SURABAYAPAGI.COM, Jakarta – Bank Indonesia kini mengeluarkan aturan yang dimana mewajibkan penggunaan tanda tangan pada kartu kredit. Oleh karena itu, mulai tanggal 1 Juli 2020, transaksi kartu kredit yang tidak menggunakan PIN di merchant offline akan ditolak.

Hal tersebut diungkapkan oleh General Manager Asosiasi Kartu Kredit Indonesia (AKKI) Steve Marta bahwa saat ini memang pengguna kartu kredit masih memiliki pilihan untuk melakukan verifikasi dengan tanda tangan atau PIN.

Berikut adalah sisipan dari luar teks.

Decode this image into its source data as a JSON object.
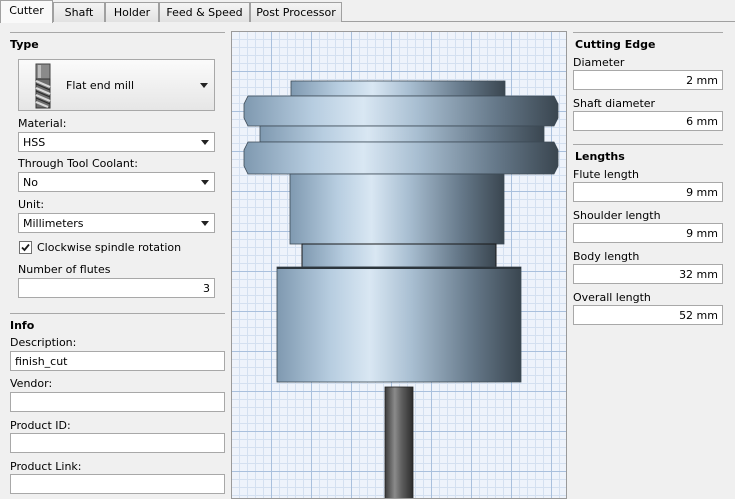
{
  "tabs": [
    {
      "label": "Cutter",
      "active": true
    },
    {
      "label": "Shaft"
    },
    {
      "label": "Holder"
    },
    {
      "label": "Feed & Speed"
    },
    {
      "label": "Post Processor"
    }
  ],
  "type_section": {
    "title": "Type",
    "tool_type": "Flat end mill",
    "tool_icon": "end-mill-icon",
    "material_label": "Material:",
    "material_value": "HSS",
    "coolant_label": "Through Tool Coolant:",
    "coolant_value": "No",
    "unit_label": "Unit:",
    "unit_value": "Millimeters",
    "clockwise_label": "Clockwise spindle rotation",
    "clockwise_checked": true,
    "flutes_label": "Number of flutes",
    "flutes_value": "3"
  },
  "info_section": {
    "title": "Info",
    "description_label": "Description:",
    "description_value": "finish_cut",
    "vendor_label": "Vendor:",
    "vendor_value": "",
    "product_id_label": "Product ID:",
    "product_id_value": "",
    "product_link_label": "Product Link:",
    "product_link_value": ""
  },
  "cutting_edge": {
    "title": "Cutting Edge",
    "diameter_label": "Diameter",
    "diameter_value": "2 mm",
    "shaft_diameter_label": "Shaft diameter",
    "shaft_diameter_value": "6 mm"
  },
  "lengths": {
    "title": "Lengths",
    "flute_length_label": "Flute length",
    "flute_length_value": "9 mm",
    "shoulder_length_label": "Shoulder length",
    "shoulder_length_value": "9 mm",
    "body_length_label": "Body length",
    "body_length_value": "32 mm",
    "overall_length_label": "Overall length",
    "overall_length_value": "52 mm"
  },
  "colors": {
    "holder_light": "#c9dcec",
    "holder_mid": "#8fa9c0",
    "holder_dark": "#3f4d58",
    "tool_steel": "#5a5a5a"
  }
}
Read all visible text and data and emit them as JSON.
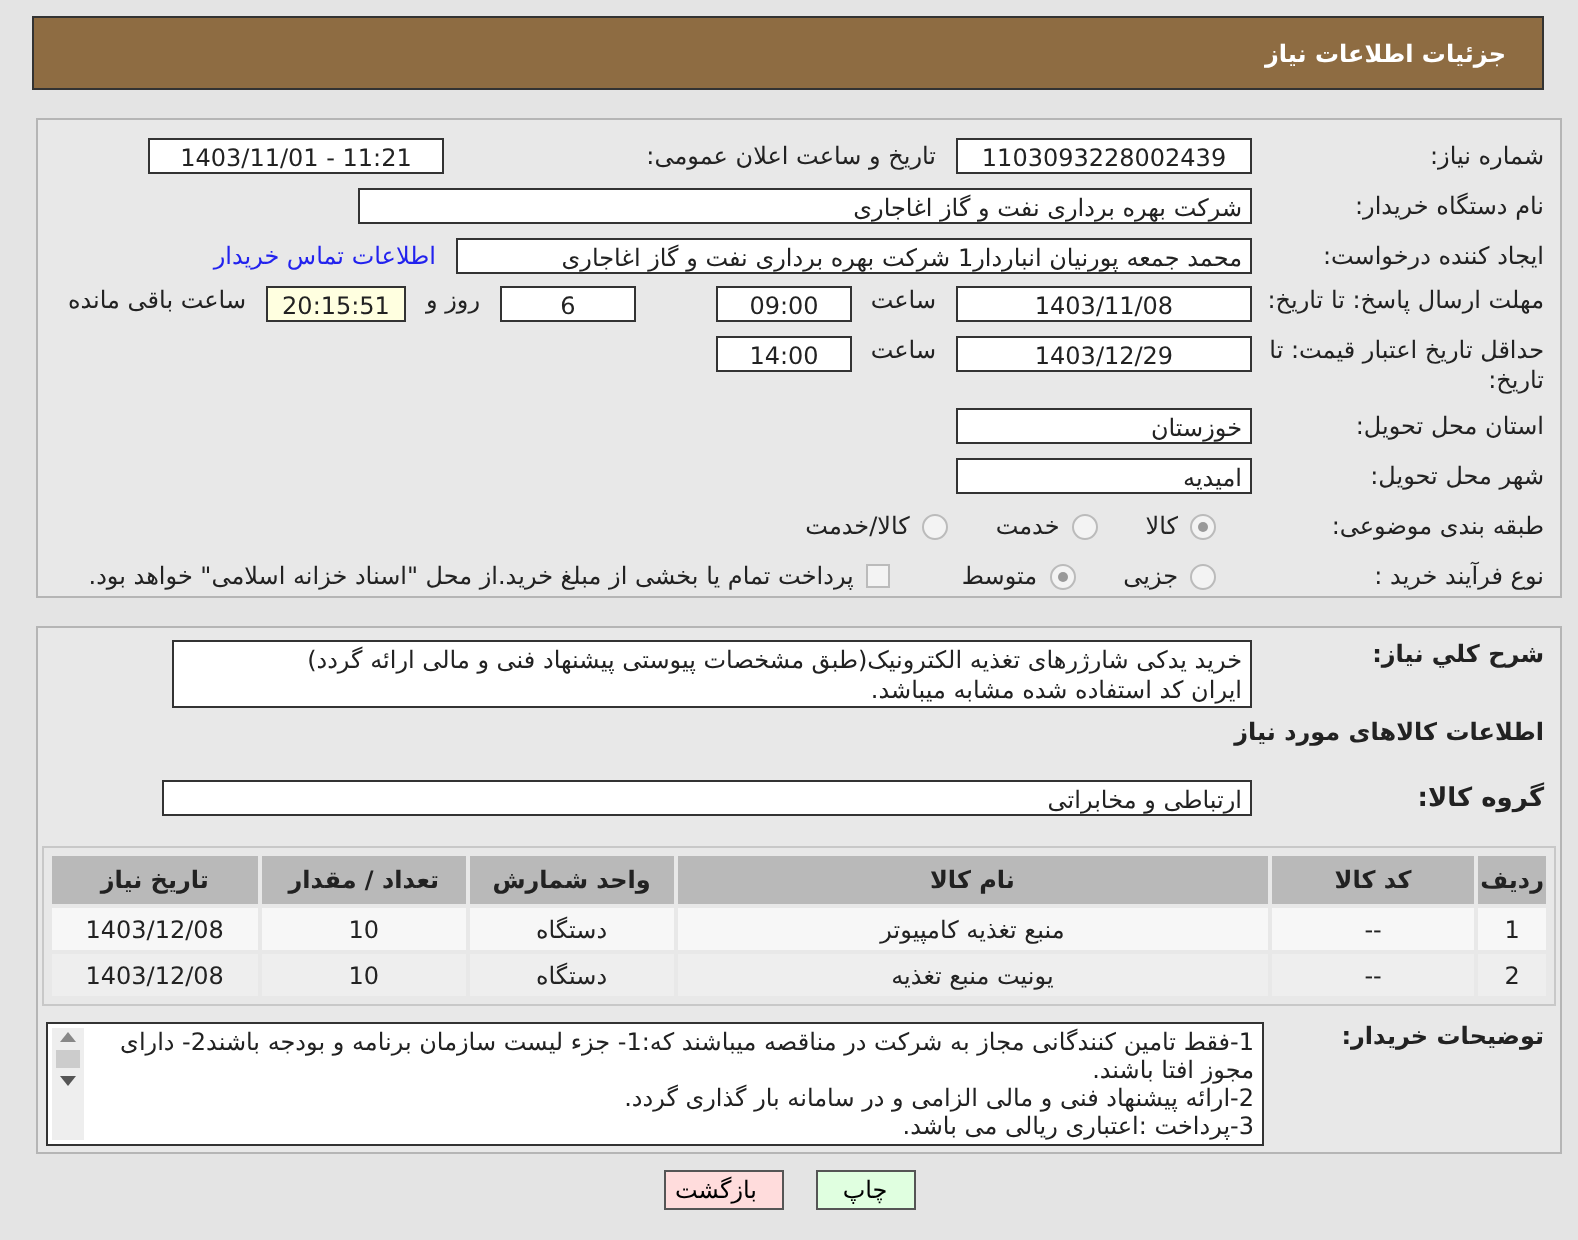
{
  "header": {
    "title": "جزئیات اطلاعات نیاز"
  },
  "need_number": {
    "label": "شماره نیاز:",
    "value": "1103093228002439"
  },
  "announce": {
    "label": "تاریخ و ساعت اعلان عمومی:",
    "value": "1403/11/01 - 11:21"
  },
  "buyer": {
    "label": "نام دستگاه خریدار:",
    "value": "شرکت بهره برداری نفت و گاز اغاجاری"
  },
  "requester": {
    "label": "ایجاد کننده درخواست:",
    "value": "محمد جمعه پورنیان انباردار1 شرکت بهره برداری نفت و گاز اغاجاری",
    "link": "اطلاعات تماس خریدار"
  },
  "reply_deadline": {
    "label": "مهلت ارسال پاسخ: تا تاریخ:",
    "date": "1403/11/08",
    "time_label": "ساعت",
    "time": "09:00",
    "days": "6",
    "days_label": "روز و",
    "remaining": "20:15:51",
    "remaining_label": "ساعت باقی مانده"
  },
  "price_validity": {
    "label": "حداقل تاریخ اعتبار قیمت: تا تاریخ:",
    "date": "1403/12/29",
    "time_label": "ساعت",
    "time": "14:00"
  },
  "province": {
    "label": "استان محل تحویل:",
    "value": "خوزستان"
  },
  "city": {
    "label": "شهر محل تحویل:",
    "value": "امیدیه"
  },
  "category": {
    "label": "طبقه بندی موضوعی:",
    "options": [
      {
        "label": "کالا",
        "selected": true
      },
      {
        "label": "خدمت",
        "selected": false
      },
      {
        "label": "کالا/خدمت",
        "selected": false
      }
    ]
  },
  "process": {
    "label": "نوع فرآیند خرید :",
    "options": [
      {
        "label": "جزیی",
        "selected": false
      },
      {
        "label": "متوسط",
        "selected": true
      }
    ],
    "treasury": {
      "label": "پرداخت تمام یا بخشی از مبلغ خرید.از محل \"اسناد خزانه اسلامی\" خواهد بود.",
      "checked": false
    }
  },
  "description": {
    "label": "شرح کلي نياز:",
    "lines": [
      "خرید یدکی شارژرهای تغذیه الکترونیک(طبق مشخصات پیوستی پیشنهاد فنی و مالی ارائه گردد)",
      "ایران کد استفاده شده مشابه میباشد."
    ]
  },
  "items_heading": "اطلاعات کالاهای مورد نیاز",
  "goods_group": {
    "label": "گروه کالا:",
    "value": "ارتباطی و مخابراتی"
  },
  "table": {
    "columns": [
      "ردیف",
      "کد کالا",
      "نام کالا",
      "واحد شمارش",
      "تعداد / مقدار",
      "تاریخ نیاز"
    ],
    "rows": [
      [
        "1",
        "--",
        "منبع تغذیه کامپیوتر",
        "دستگاه",
        "10",
        "1403/12/08"
      ],
      [
        "2",
        "--",
        "یونیت منبع تغذیه",
        "دستگاه",
        "10",
        "1403/12/08"
      ]
    ]
  },
  "buyer_notes": {
    "label": "توضیحات خریدار:",
    "lines": [
      "1-فقط تامین کنندگانی مجاز به شرکت در مناقصه میباشند که:1- جزء لیست سازمان برنامه و بودجه باشند2- دارای مجوز افتا باشند.",
      "2-ارائه پیشنهاد فنی و مالی الزامی و در سامانه بار گذاری گردد.",
      "3-پرداخت :اعتباری ریالی  می باشد."
    ]
  },
  "buttons": [
    {
      "label": "چاپ",
      "kind": "print"
    },
    {
      "label": "بازگشت",
      "kind": "back"
    }
  ]
}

"Nanti 1 Juli 2020, kalau kartunya tidak pakai PIN ya tidak bisa digunakan lagi. Transaksinya akan ditolak," ungkap Steve, Jumat (17/1/2020).

Steve menjelaskan, penolakan transaksi tersebut berbeda dengan pemblokiran kartu. Hal ini karena kartu tersebut masih bisa digunakan untuk transaksi e-commerce karena menggunakan one time password (OTP) atau transaksi di luar negeri yang belum menggunakan PIN.

"Setelah tanggal 30 Juni 2020 itu transaksi yang terjadi di merchant Indonesia yang tidak menggunakan PIN maka akan ditolak oleh penerbit," imbuh dia.

Menurut Steve penggunaan PIN pada kartu kredit ini bisa lebih aman jika dibandingkan dengan menggunakan tanda tangan.

Steve menjelaskan kewajiban penggunaan PIN ini sudah sesuai dengan Surat Edaran Bank Indonesia No. 16/25/DKSP tanggal 31 Desember 2014.

Mulai 1 Juli 2020, pemegang kartu kredit tidak boleh lagi menggunakan tandatangan sebagai sarana verifikasi dan autentikasi transaksi, kecuali untuk transaksi dengan menggunakan kartu kredit dari Penerbit luar negeri atau transaksi di negara lain yang masih menerapkan verifikasi dan autentikasi dengan tandatangan.